If that is true…and the argument could certainly be made…then it’s a testament not to an often mismanaged ballclub but to the sublime beauty of a classic ballpark. There aren’t many cities where fans will still fill a ballpark after even a few consecutive last place finishes.
And maybe the theory could be turned around. Maybe Wrigley is at least partially popular because the Cubs are so bad so often.
If you ask me the three most noteworthy happenings at Wrigley, I would come back with: Babe Ruth’s “called shot” (it didn’t really happen, but it’s memorable), the ejection of the Billy Goat, and the Steve Bartman incident. In all three cases the misfortune went against the home team.
Then there’s my own most memorable game there…in June of 2003. Mark Prior pitched a masterpiece for eight innings, striking out 16 Brewers, including whiffing the side in the seventh and eighth.
Manager Dusty Baker…who would later that season be blasted by the Chicago media for leaving a rattled Prior in the Bartman game…pulled his young star for the ninth and brought in closer Tom Borowski, who gave up a walk, a single, and a three run homer to the first three batters he faced. The demoralized Cubs went down 1-2-3 in the bottom and lost 5-3.
So yes, I’ve witnessed some Cubs heartbreak myself. Add a championship drought that is now at 108 years and counting, and there probably is a bit of a romance in the Wrigleyville futility.
This is not lost on the Cubs, of course.

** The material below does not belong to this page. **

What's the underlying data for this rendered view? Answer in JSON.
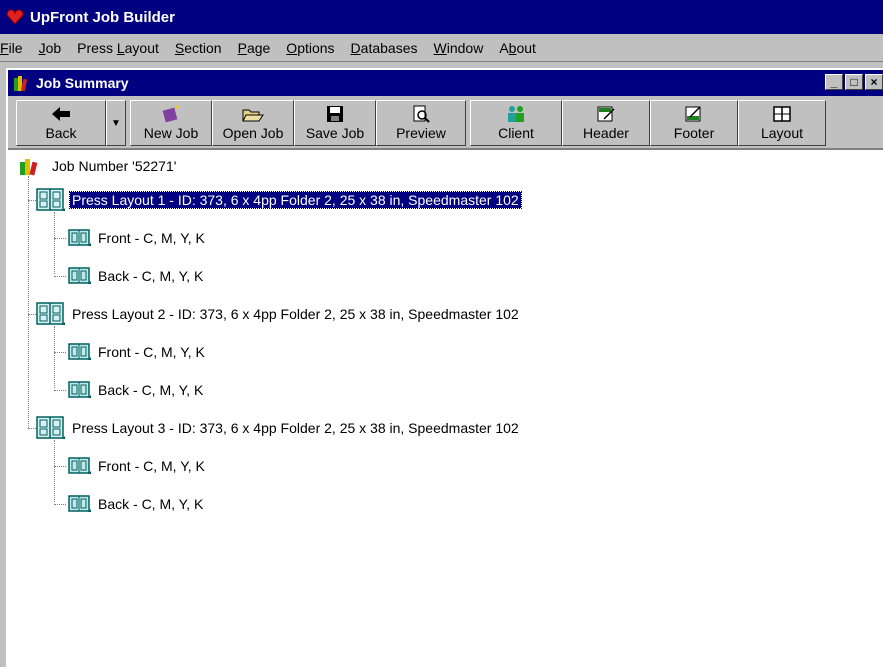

In the midst of planning for the modernization of this ancient ballpark, the team management…surely well aware that this team could be headed for another 100-loss season…have made 2014 the year of Celebrating Wrigley Field.
Part of the celebration is discounted pricing for tickets – the Cubs are actually offering tickets at the low (for Wrigley) price of $19.14 (for the year Wrigley opened); the seats are in the upper outfield corner and there are still lots of tickets available. My buddy Floyd Sullivan, author of “Waiting for the Cubs”, tells me he could even get Opening Day tickets.
The Cubs also added some specialized food items for each decade of Wrigley’s existence; out on the concourses they’re peddling a Reuben Dog for the 1910s, a TV Dinner Dog for the 1950s, and a Bagel Dog for the 1990s.
In the suites patrons can order 1960s Wedge Salad or 1980s Cajun Wings, and there are ten unusual drinks to go with them…like the 1920s Gin Whiskey and the 1930s Called Shot. Yes, the Cubs celebrate a Yankee home run.
And there’s the Wrigley Field replica cake, put together by “Cake Boss” Buddy Valastro…a beautiful piece of work that was later found dumped in the trash, hardly eaten.
That is so…Cubs.
All this, of course, directs attention away from that heartbreaking statistic…that the Cubs have never won a World Series at Wrigley Field, their last Series win coming in 1908 at West Side Park. Obviously, no one remembers—and few fans today could even conceive—what a powerhouse the Cubs really were back then.
But the atmosphere of an entire block of fans sitting in the stands, bleachers, taverns, and on nearby rooftops celebrating a ballgame, and Chicago dogs with onions, relish, pickle spears and sport peppers can keep people coming back to see a nearly perennially inept team.
These people are baseball fans, through and through.
For a century now, visitors to Wrigley Field have had no problem understanding it.